Stories have been floating around about a certain bearded preacher who used an axe to cut up the pulpit on stage at a camp meeting. I’ll confess–it was me. I should explain the context before the rumor mill gets out of hand:

At first the axe was just a prop to talk about the gravity of sin and Romans 6:23. But, I shared a story about how I had seen two women, a mother and grown daughter, cussing each other out while I was on my way to study at a coffee shop for that message. They were using all kinds of words about each other and just ripping each other apart in the most fierce and personal way. Clearly these were people that needed a loving and peaceful person to step in and calm things. As inconvenient as it might have been to my day, God put me there in that moment to respond to that need.

However, like the religious leaders walking past the beaten man on the side of the road to Jericho I walked right by them, thinking of all I had to do that day, and wanting to avoid the conflict. None of my business: I told myself. I was going to be up in the pulpit just a few hours later, and I needed to get that sermon ready, so I failed to deliver the most important sermon needed that day.

As St. Francis of Assisi said, we must “preach by our deeds.”

I was gripped by conviction on this. Those ladies (and their bystander boyfriends in the cars) needed me to bring the gospel into their situation, but all I cared about was the pulpit.

So as I was under this conviction, I asked questions of those gathered, perhaps about 700 that Friday night, about whether we really care about those who need Jesus, about whether we really believe that we have eternal life and those people matter more than other things like sermons and camp meetings and even the pulpit. In order to make this point, I lifted the axe above my head and cut sharply into the top of the pulpit and didn’t say anything for what felt like about the longest 60 seconds of my preaching life.

Nobody moved an inch or made a sound. I think they got the point. I may have even channeled a bit of old-time preacher in me as I expressed a little of what I hope was righteous anger at myself and all believers who care more about a supposedly holy pulpit than the actual souls around us who we want to know Christ personally. I then kicked the pulpit off the platform, and it ended up on the ground by the altar, smashed to pieces.

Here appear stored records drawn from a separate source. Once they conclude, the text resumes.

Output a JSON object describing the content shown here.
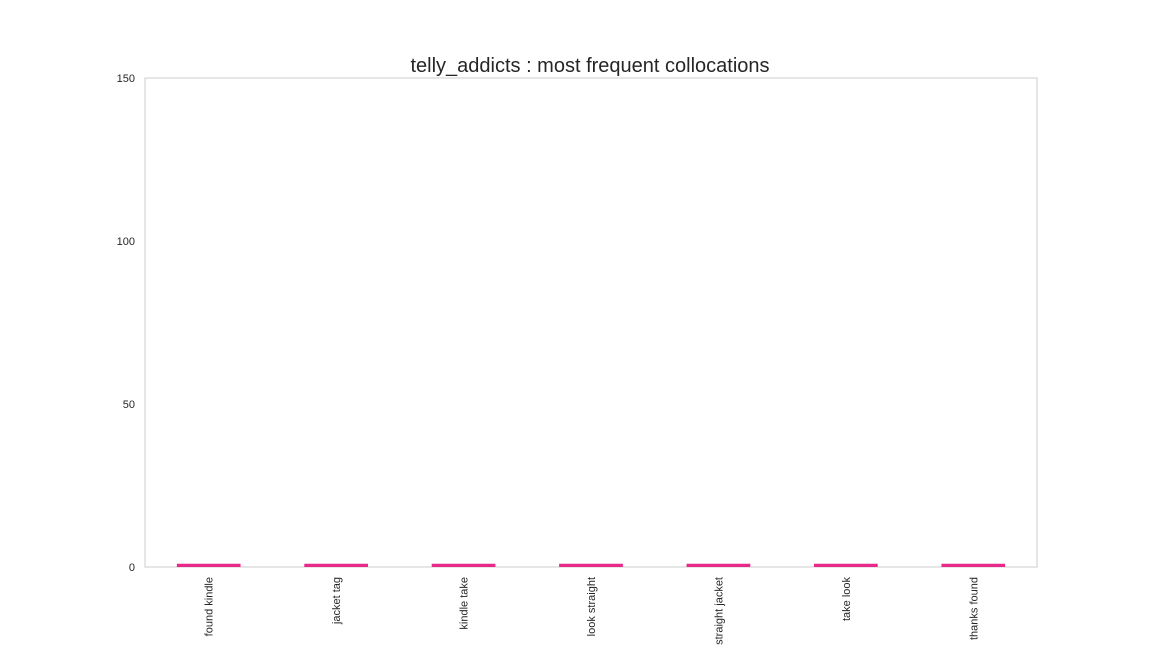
{
  "chart_data": {
    "type": "bar",
    "title": "telly_addicts : most frequent collocations",
    "xlabel": "",
    "ylabel": "",
    "categories": [
      "found kindle",
      "jacket tag",
      "kindle take",
      "look straight",
      "straight jacket",
      "take look",
      "thanks found"
    ],
    "values": [
      1,
      1,
      1,
      1,
      1,
      1,
      1
    ],
    "ylim": [
      0,
      150
    ],
    "yticks": [
      0,
      50,
      100,
      150
    ],
    "grid": false,
    "legend": "none",
    "bar_color": "#e7298a",
    "frame_color": "#cccccc"
  }
}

Perhaps I went a little too far; I don’t know. What do you think?

My take: that pulpit, in the end, is just wood. Eternal souls are what really matter, far more than the sermons that are preached behind such a pulpit. I needed to make that point and make in a way that people remembered long after forgetting the cleverly-crafted points of my message (which are usually long-gone within hours).

To be honest, I thought I would get a huge push-back from people that night. This is the “holy ground” place where people come every year to hear sermons. But I did not get one person challenging this prophetic action to echo the prophetic words of Christ–instead, they got the point, and instead committed their lives to responding to the message in the following way:

The crowd gave me 403 names to pray for of those they want to see come to Christ, committing to behave in such a way to make the lost a priority every week…

16 recommitted their own lives to Christ (3 of those were over the age of 45, and another 3 were over 65!)

2 came to believe in Christ for their first commitment in their lives.

27 more made a commitment on Sunday night to “Be Sanctified,” and countless others committed to “Be Sent” on a mission. So, I believe God moved.

Soli Deo Gloria.

May you and I learn the way of being inconvenienced by the gospel, and following the call to be men and women of peace-making and restorative gospel-living in a broken world that needs the transforming eternal life of knowing Jesus Christ!